Ее руки покраснели от холода и капустного сока и теперь саднят. Она просто чувствует, как они покрываются красными шершавыми цыпками, но чесать нельзя – иначе совсем взвоешь.
Кроме того, в суете она совсем забыла, что хочет в туалет, а теперь, когда самая опасная часть дела осталась позади, вдруг вспомнила. Она хотела было уже, оставив капусту, быстро метнуться и сделать свое дело, притаившись между сараями, как вдруг громко, совсем в двух шагах от себя услышала:
– А Вас, Штирлиц, я попрошу остаться!
– Выследили, гады,– догадалась она.
На цыпочках, чтобы половицы не скрипели, она подкрадывается к двери и сквозь широкую щель видит расположившуюся на куче мокрого, слежавшегося угля шайку: близнецов по прозвищу Баретки, Хорька, Соплиста и Полупадлу – Севку Кривихина, прозванного так за тщедушность и малый рост.
– Фашисты проклятые, хоть бы вы провалились! – изнывая, с досадой думает Антошка, – теперь уж точно носу не высунуть – углем забросают. С капустой далеко не убежишь, да и с замком сразу не сладишь. Придется терпеть!

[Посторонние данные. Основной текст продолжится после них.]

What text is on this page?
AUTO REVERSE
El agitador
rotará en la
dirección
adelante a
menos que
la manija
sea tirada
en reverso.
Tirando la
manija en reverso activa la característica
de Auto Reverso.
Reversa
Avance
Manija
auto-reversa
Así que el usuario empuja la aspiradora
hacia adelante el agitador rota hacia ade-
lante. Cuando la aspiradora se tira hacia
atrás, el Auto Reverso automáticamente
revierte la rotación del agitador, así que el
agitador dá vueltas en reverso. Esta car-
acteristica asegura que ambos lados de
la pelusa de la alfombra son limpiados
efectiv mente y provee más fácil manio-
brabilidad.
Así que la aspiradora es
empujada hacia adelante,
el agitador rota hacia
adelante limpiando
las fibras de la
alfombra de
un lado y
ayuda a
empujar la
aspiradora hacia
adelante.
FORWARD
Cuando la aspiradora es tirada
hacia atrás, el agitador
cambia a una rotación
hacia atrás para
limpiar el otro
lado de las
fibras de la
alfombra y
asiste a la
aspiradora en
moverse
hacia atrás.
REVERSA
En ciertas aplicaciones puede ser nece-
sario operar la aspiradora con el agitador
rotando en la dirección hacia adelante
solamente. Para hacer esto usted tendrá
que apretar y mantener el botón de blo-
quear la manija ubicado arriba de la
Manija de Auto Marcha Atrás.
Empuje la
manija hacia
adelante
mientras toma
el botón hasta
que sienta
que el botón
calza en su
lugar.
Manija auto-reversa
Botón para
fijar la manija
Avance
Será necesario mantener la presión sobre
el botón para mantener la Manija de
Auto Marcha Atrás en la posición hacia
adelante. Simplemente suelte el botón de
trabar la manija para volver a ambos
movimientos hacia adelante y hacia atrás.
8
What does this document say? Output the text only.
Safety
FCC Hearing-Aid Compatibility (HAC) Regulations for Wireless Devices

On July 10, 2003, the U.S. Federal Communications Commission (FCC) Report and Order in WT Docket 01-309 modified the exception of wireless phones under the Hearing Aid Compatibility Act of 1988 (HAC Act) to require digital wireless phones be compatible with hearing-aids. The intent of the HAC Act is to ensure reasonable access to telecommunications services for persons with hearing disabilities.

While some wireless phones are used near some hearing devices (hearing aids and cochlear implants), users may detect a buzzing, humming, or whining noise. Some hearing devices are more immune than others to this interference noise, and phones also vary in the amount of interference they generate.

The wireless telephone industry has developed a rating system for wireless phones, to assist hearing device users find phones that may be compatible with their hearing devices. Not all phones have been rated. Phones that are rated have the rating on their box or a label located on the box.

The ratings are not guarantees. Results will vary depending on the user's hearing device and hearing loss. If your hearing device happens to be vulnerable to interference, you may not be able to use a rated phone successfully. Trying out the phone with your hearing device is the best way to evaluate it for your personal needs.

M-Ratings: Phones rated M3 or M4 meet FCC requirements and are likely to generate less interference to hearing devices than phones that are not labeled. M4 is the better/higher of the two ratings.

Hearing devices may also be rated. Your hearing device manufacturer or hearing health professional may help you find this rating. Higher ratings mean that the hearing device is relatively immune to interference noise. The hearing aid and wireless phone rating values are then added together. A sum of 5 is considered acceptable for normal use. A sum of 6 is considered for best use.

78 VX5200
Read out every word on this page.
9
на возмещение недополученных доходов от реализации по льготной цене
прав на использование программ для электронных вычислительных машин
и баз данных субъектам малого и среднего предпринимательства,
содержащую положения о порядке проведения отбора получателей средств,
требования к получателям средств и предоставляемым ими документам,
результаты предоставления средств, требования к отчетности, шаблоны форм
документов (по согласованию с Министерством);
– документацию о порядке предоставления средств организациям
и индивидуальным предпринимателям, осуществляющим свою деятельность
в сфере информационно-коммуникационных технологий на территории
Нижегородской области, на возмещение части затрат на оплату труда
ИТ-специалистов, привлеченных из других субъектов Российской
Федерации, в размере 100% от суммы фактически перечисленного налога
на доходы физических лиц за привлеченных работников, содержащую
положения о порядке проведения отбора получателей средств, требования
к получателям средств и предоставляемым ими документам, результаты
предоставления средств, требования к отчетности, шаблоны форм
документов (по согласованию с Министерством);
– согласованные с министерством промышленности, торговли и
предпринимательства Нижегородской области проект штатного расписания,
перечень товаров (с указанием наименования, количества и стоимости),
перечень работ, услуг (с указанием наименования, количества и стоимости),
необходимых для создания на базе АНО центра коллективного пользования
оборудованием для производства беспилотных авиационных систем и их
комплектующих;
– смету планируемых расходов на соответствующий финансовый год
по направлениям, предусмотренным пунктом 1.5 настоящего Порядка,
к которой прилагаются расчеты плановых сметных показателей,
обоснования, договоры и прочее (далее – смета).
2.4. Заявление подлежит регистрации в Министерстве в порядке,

Чтобы не так хотелось писать, она зажмуривается и стоит скрестив ноги, надеясь, что случится чудо и 'братва' уберется восвояси. Но шайка и не думает никуда сваливать. Наоборот, они достают пачку 'Дымка', ловко прикуривают и, поминутно сплевывая, продолжают, видимо, давно начатую игру.
– Стурмбанфюрер, мне долозили, сто васы люди задерзали русскую 'пианиску', – шепелявит Полупадла.
– Ну нет, – думает Антошка, – так дело не пойдет, надо срочно что-то придумать.
Первым делом она спускается в подпол, задирает подол, приседает и с огромным облегчением писает, следя чтобы тугая горячая струя не попала на сапоги и подол халата. Она понимает, что узнай мать про такое безобразие, ей не сдобровать, но с другой стороны, что ж человеку умирать что ли? Небось партизаны, когда от фашистов прятались, тоже не больно разбирались, где можно писать, а где нельзя.
Через несколько минут Антошка уже спокойнее поднимается наверх и с радостью видит, что дождь опять припустил и мальчишки, побросав бычки, со всех ног бегут к бараку. На всякий случай она ждет минуты две-три, потом, прикрывая бидон полой телогрейки, ловко орудует левой рукой, вставляя замок, и (благо ключа уже не требуется) быстро защелкивает его.
Двор она пересекает в нескольно гигантских прыжков. На одном из них она почти поскальзывается, но чудом удержавшись на ногах, доносит до барака бидон с капустой в целости и сохранности.
Дождь совсем разъярился. Пока бежала, она вымокла и теперь похожа на несчастную мокрую курицу. Однако домой идти еще рано, сперва надо отмыть сапоги, облепленные жирной, напоминающей дерьмо, грязищей. То одну ногу, то другую она полощет под обильной струей водостока, а за всеми ее манипуляциями следят две соседки, собравшиеся было в магазин, но так и застрявшие на грязном, окруженном сплошной дождевой стеной, крыльце.
– Антонин, а чтой-то ты со старшими не здороваисся? – ехидно спрашивает одна.
– Здрасьте, теть Нюр – хмуро отвечает та.
– Что ж ета, теть Нюре – здрасьте, а мне значить нету? – пристает другая.
– А тебе значить – мордой не вышла, так Антош? – ехидно-ласково шутит другая.
– Обе вы хороши, – думает Антошка, а на словах, извиняясь, гундосит:
– Ой да что вы, теть Шур, я вас просто не заметила.
– Где уж там заметить, она ведь у нас целка-невидимка, – подзуживает тетя Нюра.
– Уж лучче быть целкой-невидимкою, чем честною давалкой, – парирует тетя Шура, а потом, вдруг резко меняя язвительный тон на задушевный, добавляет:
– Да не слушай ты нас, Антонина, дур старых. Приняли маненечко с утреца, вот и кобенимся над бедным ребенком.